Secondo la costituzione Italiana il presidente del consiglio dei ministri è colui che ha la maggiore responsabilità di Governo ed è il vero leader del paese e capo dell’esecutivo.Purtroppo in questa Italia uscita dalle ultime elezioni politiche questa regola viene totalmente stravolta dalla presenza di due vicepresidenti pentaleghini che si rincorrono a chi la dice più grossa,ad ogni loro uscita lo spreed ha un’impennata a suon di miliardi di euro che escono dalle casse dell’erario Italiano, il loro operato non è quello di risolvere i problemi ma quello di alimentarli in una estenuante e indefinita campagna elettorale permanete.Molti annunci, spesso contradittori,smentiti ogni volta dal ministro dell’economia che è costretto ad ogni uscita di gettare acqua sul fuoco per calmierare i mercati e garantire un Italia stabile dai conti in ordine.

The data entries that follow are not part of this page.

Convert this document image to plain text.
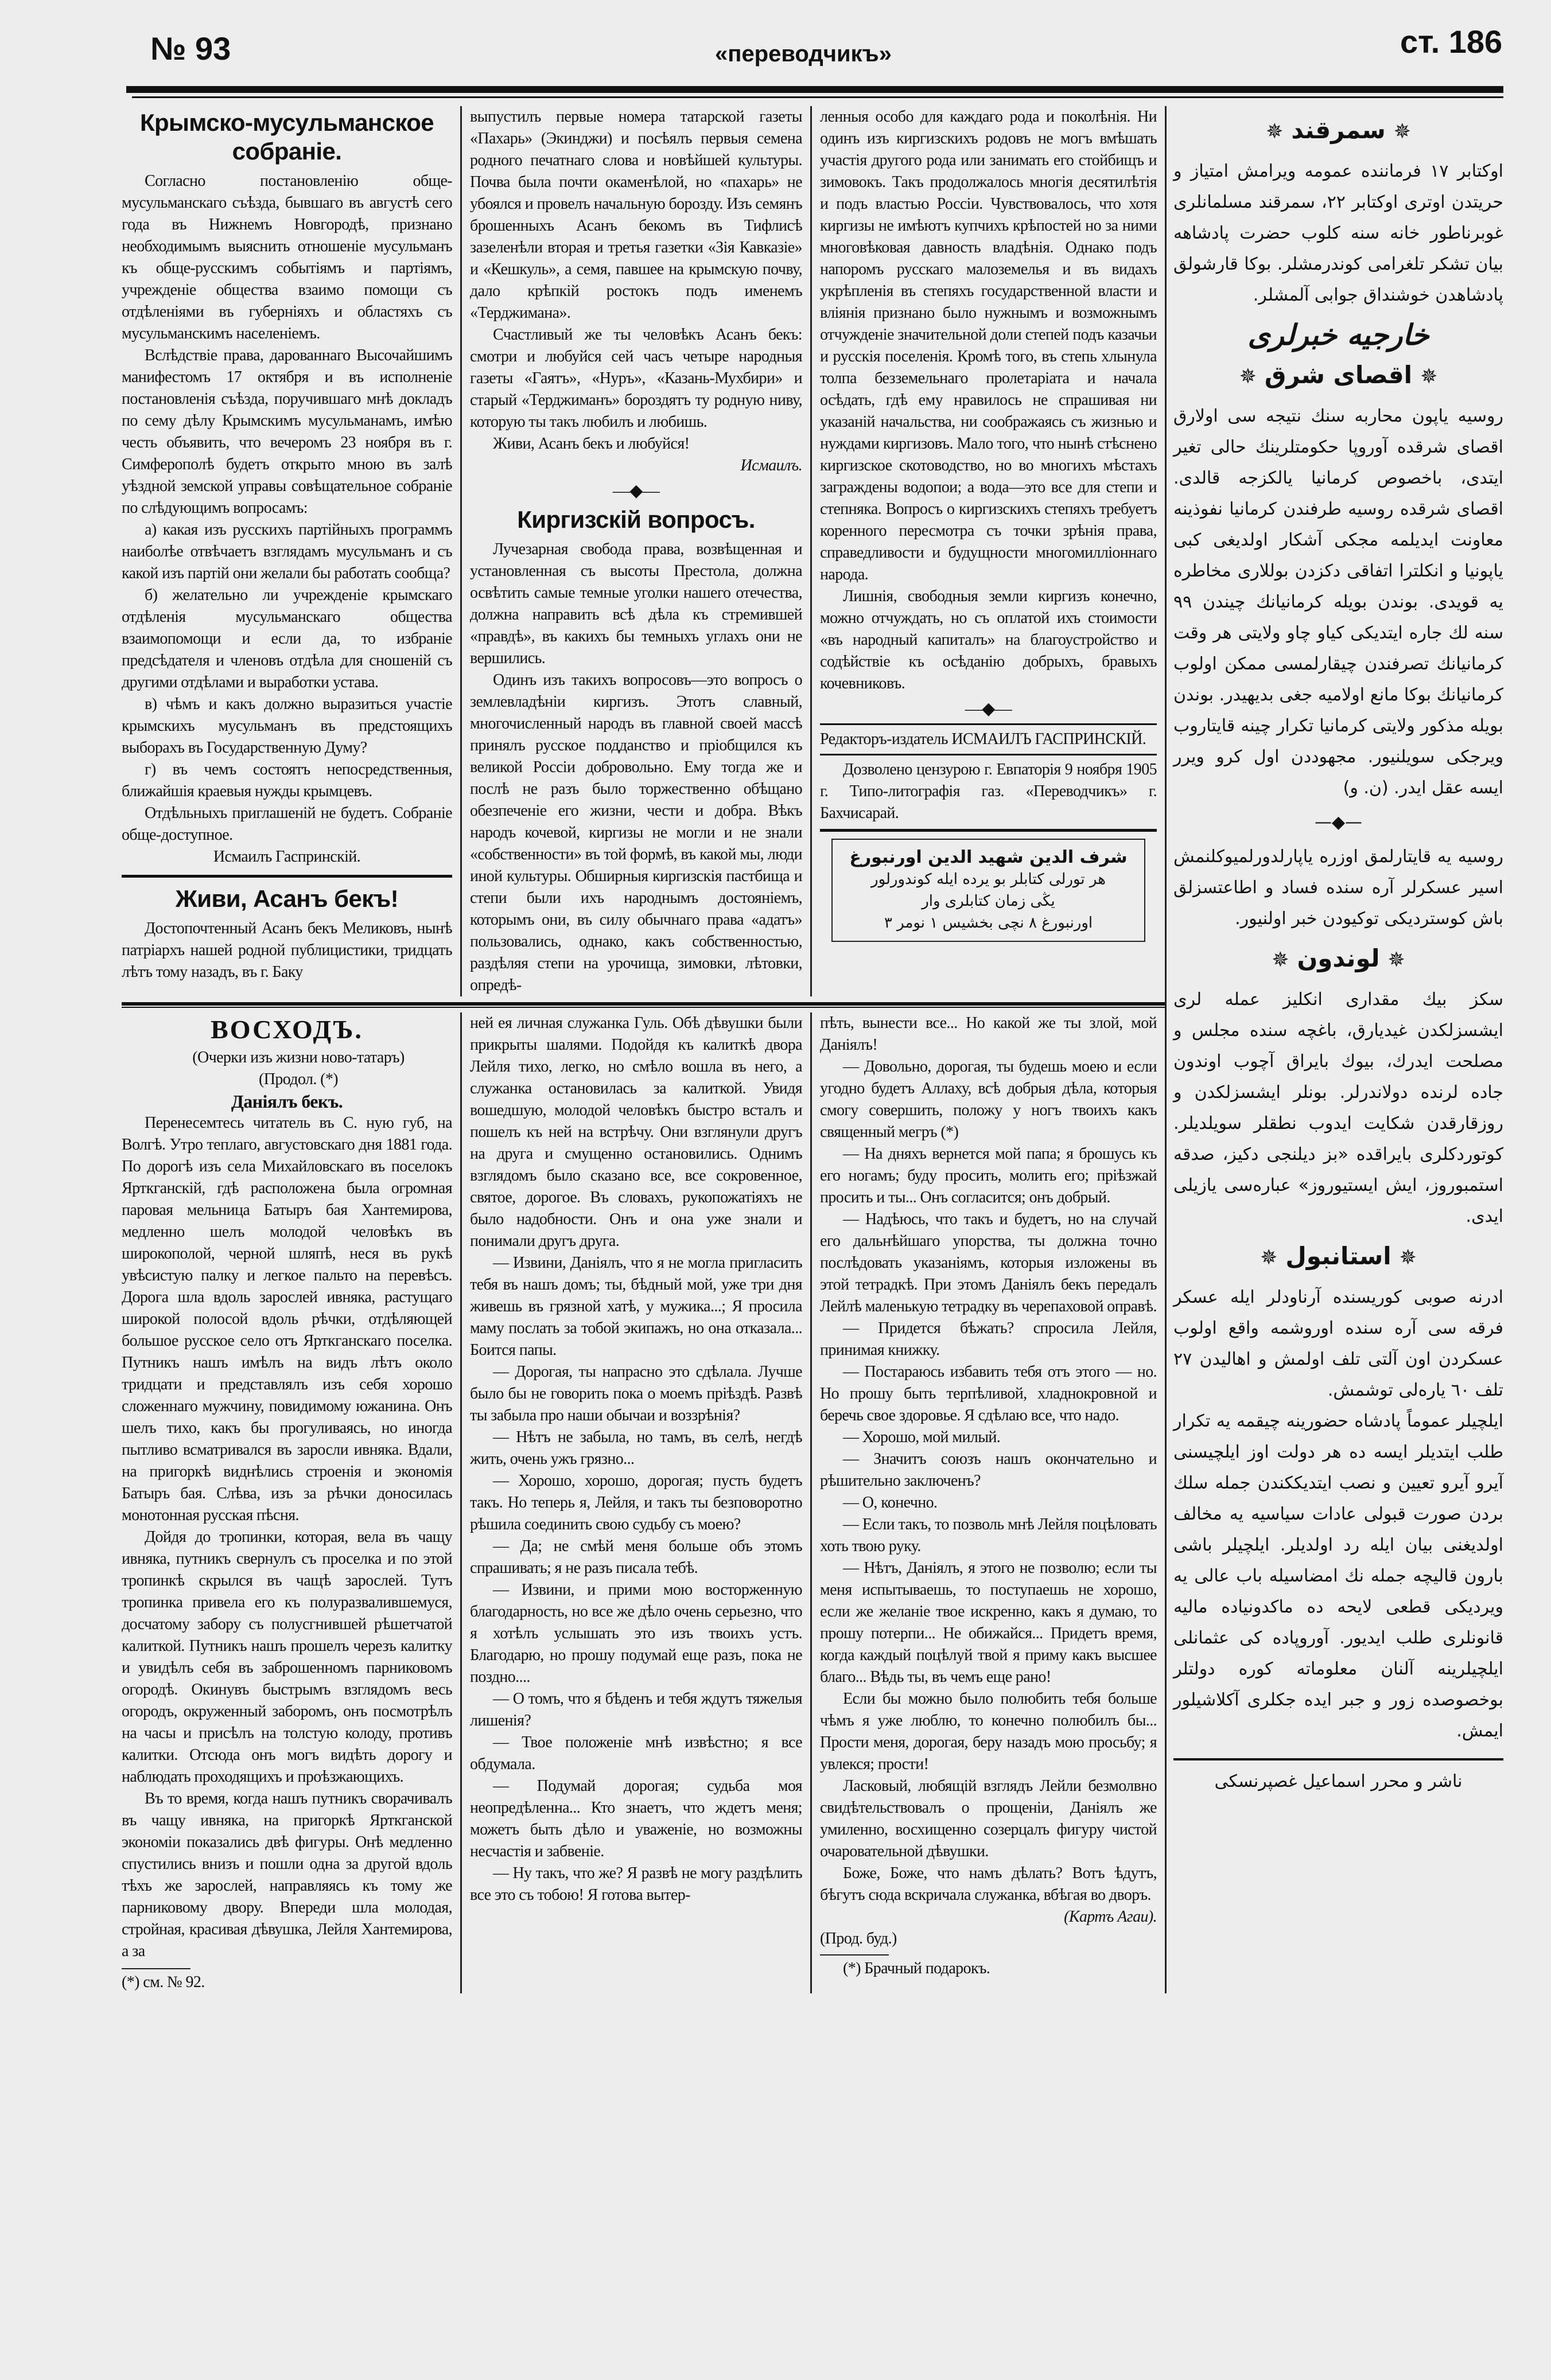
№ 93	«переводчикъ»	ст. 186
Крымско-мусульманское собраніе.

Согласно постановленію обще-мусульманскаго съѣзда, бывшаго въ августѣ сего года въ Нижнемъ Новгородѣ, признано необходимымъ выяснить отношеніе мусульманъ къ обще-русскимъ событіямъ и партіямъ, учрежденіе общества взаимо помощи съ отдѣленіями въ губерніяхъ и областяхъ съ мусульманскимъ населеніемъ.

Вслѣдствіе права, дарованнаго Высочайшимъ манифестомъ 17 октября и въ исполненіе постановленія съѣзда, поручившаго мнѣ докладъ по сему дѣлу Крымскимъ мусульманамъ, имѣю честь объявить, что вечеромъ 23 ноября въ г. Симферополѣ будетъ открыто мною въ залѣ уѣздной земской управы совѣщательное собраніе по слѣдующимъ вопросамъ:

а) какая изъ русскихъ партійныхъ программъ наиболѣе отвѣчаетъ взглядамъ мусульманъ и съ какой изъ партій они желали бы работать сообща?

б) желательно ли учрежденіе крымскаго отдѣленія мусульманскаго общества взаимопомощи и если да, то избраніе предсѣдателя и членовъ отдѣла для сношеній съ другими отдѣлами и выработки устава.

в) чѣмъ и какъ должно выразиться участіе крымскихъ мусульманъ въ предстоящихъ выборахъ въ Государственную Думу?

г) въ чемъ состоятъ непосредственныя, ближайшія краевыя нужды крымцевъ.

Отдѣльныхъ приглашеній не будетъ. Собраніе обще-доступное.

Исмаилъ Гаспринскій.

Живи, Асанъ бекъ!

Достопочтенный Асанъ бекъ Меликовъ, нынѣ патріархъ нашей родной публицистики, тридцать лѣтъ тому назадъ, въ г. Баку

выпустилъ первые номера татарской газеты «Пахарь» (Экинджи) и посѣялъ первыя семена родного печатнаго слова и новѣйшей культуры. Почва была почти окаменѣлой, но «пахарь» не убоялся и провелъ начальную борозду. Изъ семянъ брошенныхъ Асанъ бекомъ въ Тифлисѣ зазеленѣли вторая и третья газетки «Зія Кавказіе» и «Кешкуль», а семя, павшее на крымскую почву, дало крѣпкій ростокъ подъ именемъ «Терджимана».

Счастливый же ты человѣкъ Асанъ бекъ: смотри и любуйся сей часъ четыре народныя газеты «Гаятъ», «Нуръ», «Казань-Мухбири» и старый «Терджиманъ» бороздятъ ту родную ниву, которую ты такъ любилъ и любишь.

Живи, Асанъ бекъ и любуйся!

Исмаилъ.

—◆—
Киргизскій вопросъ.

Лучезарная свобода права, возвѣщенная и установленная съ высоты Престола, должна освѣтить самые темные уголки нашего отечества, должна направить всѣ дѣла къ стремившей «правдѣ», въ какихъ бы темныхъ углахъ они не вершились.

Одинъ изъ такихъ вопросовъ—это вопросъ о землевладѣніи киргизъ. Этотъ славный, многочисленный народъ въ главной своей массѣ принялъ русское подданство и пріобщился къ великой Россіи добровольно. Ему тогда же и послѣ не разъ было торжественно обѣщано обезпеченіе его жизни, чести и добра. Вѣкъ народъ кочевой, киргизы не могли и не знали «собственности» въ той формѣ, въ какой мы, люди иной культуры. Обширныя киргизскія пастбища и степи были ихъ народнымъ достояніемъ, которымъ они, въ силу обычнаго права «адатъ» пользовались, однако, какъ собственностью, раздѣляя степи на урочища, зимовки, лѣтовки, опредѣ-

ленныя особо для каждаго рода и поколѣнія. Ни одинъ изъ киргизскихъ родовъ не могъ вмѣшать участія другого рода или занимать его стойбищъ и зимовокъ. Такъ продолжалось многія десятилѣтія и подъ властью Россіи. Чувствовалось, что хотя киргизы не имѣютъ купчихъ крѣпостей но за ними многовѣковая давность владѣнія. Однако подъ напоромъ русскаго малоземелья и въ видахъ укрѣпленія въ степяхъ государственной власти и вліянія признано было нужнымъ и возможнымъ отчужденіе значительной доли степей подъ казачьи и русскія поселенія. Кромѣ того, въ степь хлынула толпа безземельнаго пролетаріата и начала осѣдать, гдѣ ему нравилось не спрашивая ни указаній начальства, ни соображаясь съ жизнью и нуждами киргизовъ. Мало того, что нынѣ стѣснено киргизское скотоводство, но во многихъ мѣстахъ заграждены водопои; а вода—это все для степи и степняка. Вопросъ о киргизскихъ степяхъ требуетъ коренного пересмотра съ точки зрѣнія права, справедливости и будущности многомилліоннаго народа.

Лишнія, свободныя земли киргизъ конечно, можно отчуждать, но съ оплатой ихъ стоимости «въ народный капиталъ» на благоустройство и содѣйствіе къ осѣданію добрыхъ, бравыхъ кочевниковъ.

—◆—

Редакторъ-издатель ИСМАИЛЪ ГАСПРИНСКІЙ.

Дозволено цензурою г. Евпаторія 9 ноября 1905 г. Типо-литографія газ. «Переводчикъ» г. Бахчисарай.

شرف الدين شهيد الدين اورنبورغ
هر تورلى كتابلر بو يرده ايله كوندورلور
يڭى زمان كتابلرى وار
اورنبورغ ٨ نچى بخشيس ١ نومر ٣
ВОСХОДЪ.

(Очерки изъ жизни ново-татаръ)

(Продол. (*)

Даніялъ бекъ.

Перенесемтесь читатель въ С. ную губ, на Волгѣ. Утро теплаго, августовскаго дня 1881 года. По дорогѣ изъ села Михайловскаго въ поселокъ Ярткганскій, гдѣ расположена была огромная паровая мельница Батыръ бая Хантемирова, медленно шелъ молодой человѣкъ въ широкополой, черной шляпѣ, неся въ рукѣ увѣсистую палку и легкое пальто на перевѣсъ. Дорога шла вдоль зарослей ивняка, растущаго широкой полосой вдоль рѣчки, отдѣляющей большое русское село отъ Ярткганскаго поселка. Путникъ нашъ имѣлъ на видъ лѣтъ около тридцати и представлялъ изъ себя хорошо сложеннаго мужчину, повидимому южанина. Онъ шелъ тихо, какъ бы прогуливаясь, но иногда пытливо всматривался въ заросли ивняка. Вдали, на пригоркѣ виднѣлись строенія и экономія Батыръ бая. Слѣва, изъ за рѣчки доносилась монотонная русская пѣсня.

Дойдя до тропинки, которая, вела въ чащу ивняка, путникъ свернулъ съ проселка и по этой тропинкѣ скрылся въ чащѣ зарослей. Тутъ тропинка привела его къ полуразвалившемуся, досчатому забору съ полусгнившей рѣшетчатой калиткой. Путникъ нашъ прошелъ черезъ калитку и увидѣлъ себя въ заброшенномъ парниковомъ огородѣ. Окинувъ быстрымъ взглядомъ весь огородъ, окруженный заборомъ, онъ посмотрѣлъ на часы и присѣлъ на толстую колоду, противъ калитки. Отсюда онъ могъ видѣть дорогу и наблюдать проходящихъ и проѣзжающихъ.

Въ то время, когда нашъ путникъ сворачивалъ въ чащу ивняка, на пригоркѣ Ярткганской экономіи показались двѣ фигуры. Онѣ медленно спустились внизъ и пошли одна за другой вдоль тѣхъ же зарослей, направляясь къ тому же парниковому двору. Впереди шла молодая, стройная, красивая дѣвушка, Лейля Хантемирова, а за

(*) см. № 92.

ней ея личная служанка Гуль. Обѣ дѣвушки были прикрыты шалями. Подойдя къ калиткѣ двора Лейля тихо, легко, но смѣло вошла въ него, а служанка остановилась за калиткой. Увидя вошедшую, молодой человѣкъ быстро всталъ и пошелъ къ ней на встрѣчу. Они взглянули другъ на друга и смущенно остановились. Однимъ взглядомъ было сказано все, все сокровенное, святое, дорогое. Въ словахъ, рукопожатіяхъ не было надобности. Онъ и она уже знали и понимали другъ друга.

— Извини, Даніялъ, что я не могла пригласить тебя въ нашъ домъ; ты, бѣдный мой, уже три дня живешь въ грязной хатѣ, у мужика...; Я просила маму послать за тобой экипажъ, но она отказала... Боится папы.

— Дорогая, ты напрасно это сдѣлала. Лучше было бы не говорить пока о моемъ пріѣздѣ. Развѣ ты забыла про наши обычаи и воззрѣнія?

— Нѣтъ не забыла, но тамъ, въ селѣ, негдѣ жить, очень ужъ грязно...

— Хорошо, хорошо, дорогая; пусть будетъ такъ. Но теперь я, Лейля, и такъ ты безповоротно рѣшила соединить свою судьбу съ моею?

— Да; не смѣй меня больше объ этомъ спрашивать; я не разъ писала тебѣ.

— Извини, и прими мою восторженную благодарность, но все же дѣло очень серьезно, что я хотѣлъ услышать это изъ твоихъ устъ. Благодарю, но прошу подумай еще разъ, пока не поздно....

— О томъ, что я бѣденъ и тебя ждутъ тяжелыя лишенія?

— Твое положеніе мнѣ извѣстно; я все обдумала.

— Подумай дорогая; судьба моя неопредѣленна... Кто знаетъ, что ждетъ меня; можетъ быть дѣло и уваженіе, но возможны несчастія и забвеніе.

— Ну такъ, что же? Я развѣ не могу раздѣлить все это съ тобою! Я готова вытер-

пѣть, вынести все... Но какой же ты злой, мой Даніялъ!

— Довольно, дорогая, ты будешь моею и если угодно будетъ Аллаху, всѣ добрыя дѣла, которыя смогу совершить, положу у ногъ твоихъ какъ священный мегръ (*)

— На дняхъ вернется мой папа; я брошусь къ его ногамъ; буду просить, молить его; пріѣзжай просить и ты... Онъ согласится; онъ добрый.

— Надѣюсь, что такъ и будетъ, но на случай его дальнѣйшаго упорства, ты должна точно послѣдовать указаніямъ, которыя изложены въ этой тетрадкѣ. При этомъ Даніялъ бекъ передалъ Лейлѣ маленькую тетрадку въ черепаховой оправѣ.

— Придется бѣжать? спросила Лейля, принимая книжку.

— Постараюсь избавить тебя отъ этого — но. Но прошу быть терпѣливой, хладнокровной и беречь свое здоровье. Я сдѣлаю все, что надо.

— Хорошо, мой милый.

— Значитъ союзъ нашъ окончательно и рѣшительно заключенъ?

— О, конечно.

— Если такъ, то позволь мнѣ Лейля поцѣловать хоть твою руку.

— Нѣтъ, Даніялъ, я этого не позволю; если ты меня испытываешь, то поступаешь не хорошо, если же желаніе твое искренно, какъ я думаю, то прошу потерпи... Не обижайся... Придетъ время, когда каждый поцѣлуй твой я приму какъ высшее благо... Вѣдь ты, въ чемъ еще рано!

Если бы можно было полюбить тебя больше чѣмъ я уже люблю, то конечно полюбилъ бы... Прости меня, дорогая, беру назадъ мою просьбу; я увлекся; прости!

Ласковый, любящій взглядъ Лейли безмолвно свидѣтельствовалъ о прощеніи, Даніялъ же умиленно, восхищенно созерцалъ фигуру чистой очаровательной дѣвушки.

Боже, Боже, что намъ дѣлать? Вотъ ѣдутъ, бѣгутъ сюда вскричала служанка, вбѣгая во дворъ.

(Картъ Агаи).

(Прод. буд.)

(*) Брачный подарокъ.

✵سمرقند✵

اوكتابر ١٧ فرماننده عمومه ويرامش امتياز و حريتدن اوترى اوكتابر ٢٢، سمرقند مسلمانلرى غوبرناطور خانه سنه كلوب حضرت پادشاهه بيان تشكر تلغرامى كوندرمشلر. بوكا قارشولق پادشاهدن خوشنداق جوابى آلمشلر.

خارجيه خبرلرى
✵اقصاى شرق✵

روسيه ياپون محاربه سنك نتيجه سى اولارق اقصاى شرقده آوروپا حكومتلرينك حالى تغير ايتدى، باخصوص كرمانيا يالكزجه قالدى. اقصاى شرقده روسيه طرفندن كرمانيا نفوذينه معاونت ايديلمه مجكى آشكار اولديغى كبى ياپونيا و انكلترا اتفاقى دكزدن بوللارى مخاطره يه قويدى. بوندن بويله كرمانيانك چيندن ٩٩ سنه لك جاره ايتديكى كياو چاو ولايتى هر وقت كرمانيانك تصرفندن چيقارلمسى ممكن اولوب كرمانيانك بوكا مانع اولاميه جغى بديهيدر. بوندن بويله مذكور ولايتى كرمانيا تكرار چينه قايتاروب ويرجكى سويلنيور. مجهوددن اول كرو ويرر ايسه عقل ايدر. (ن. و)

—◆—

روسيه يه قايتارلمق اوزره ياپارلدورلميوكلنمش اسير عسكرلر آره سنده فساد و اطاعتسزلق باش كوسترديكى توكيودن خبر اولنيور.

✵لوندون✵

سكز بيك مقدارى انكليز عمله لرى ايشسزلكدن غيديارق، باغچه سنده مجلس و مصلحت ايدرك، بيوك بايراق آچوب اوندون جاده لرنده دولاندرلر. بونلر ايشسزلكدن و روزقارقدن شكايت ايدوب نطقلر سويلديلر. كوتوردكلرى بايراقده «بز ديلنجى دكيز، صدقه استمبوروز، ايش ايستيوروز» عبارەسى يازيلى ايدى.

✵استانبول✵

ادرنه صوبى كوريسنده آرناودلر ايله عسكر فرقه سى آره سنده اوروشمه واقع اولوب عسكردن اون آلتى تلف اولمش و اهاليدن ٢٧ تلف ٦٠ يارەلى توشمش.

ايلچيلر عموماً پادشاه حضورينه چيقمه يه تكرار طلب ايتديلر ايسه ده هر دولت اوز ايلچيسنى آيرو آيرو تعيين و نصب ايتديككندن جمله سلك بردن صورت قبولى عادات سياسيه يه مخالف اولديغنى بيان ايله رد اولديلر. ايلچيلر باشى بارون قاليچه جمله نك امضاسيله باب عالى يه ويرديكى قطعى لايحه ده ماكدونياده ماليه قانونلرى طلب ايديور. آوروپاده كى عثمانلى ايلچيلرينه آلنان معلوماته كوره دولتلر بوخصوصده زور و جبر ايده جكلرى آكلاشيلور ايمش.

ناشر و محرر اسماعيل غصپرنسكى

In tutto questo marasma il presidente del Consiglio dove è, non se ne ha notizia,forse sarebbe utile segnalare la situazione alla Sciarelli nella trasmissione televisiva “Chi L’Ha Visto”sarebbe utile capire dove si è nascosto, se la sua scomparsa è un’allontanamento volontario oppure la presenza ingombrante dei due vice lo mette in ombra facendolo sembrare un fantasma che si aggire confuso a palazzo Chigi.

Giancarlo Garro

Meglio abolire Fontana

agosto 5, 2018

Anzichè abolire la legge Mancino, sarebbe molto utile per il paese abolire Fontana.Questa specie estinta di homo fascistus,dove ancora esiste qualche esemplare,perchè dobbiamo ricordare a chi lo avesse dimenticato che quell’amnistia emanata dal ministro della giustizia del governo del CLN Palmiro Togliatti, ha permesso al seme malsano della gramigna fascista di poter parlare e candidarsi, sotto nuove vesti di facciata,nella democrazia italiana nata dalla Resistenza.Questi figuranti della politica possono esprimere qualsiasi sciocchezza grazie alla libertà data a questo paese dal sacrificio di sangue di migliaia di persone, che hanno lottato per un Italia nuova, purtroppo per noi e per l’intero paese li abbiamo ancora tra i piedi in parlamento.Non vorrei sembrare antidemocratico ma la legge Mancino è nata proprio per sancire con chiarezza che in questo paese non dovranno più emergere ideologie contrarie alla convivenza civile e all’uguaglianza di tutti i cittadini,di qualsiasi razza o religione di fronte alla legge.Mi rammarico per te onorevole Fontana perchè anche nel tuo governo Pentalegato sei un elemento isolato, ma che comunque in quel brodo con tendenze di destra estrema riesci a vivere e prosperare e sei usato come una piccola luminaria per attirare qualche nostalgico ancora incerto sulla reale sostanza di questo Governo.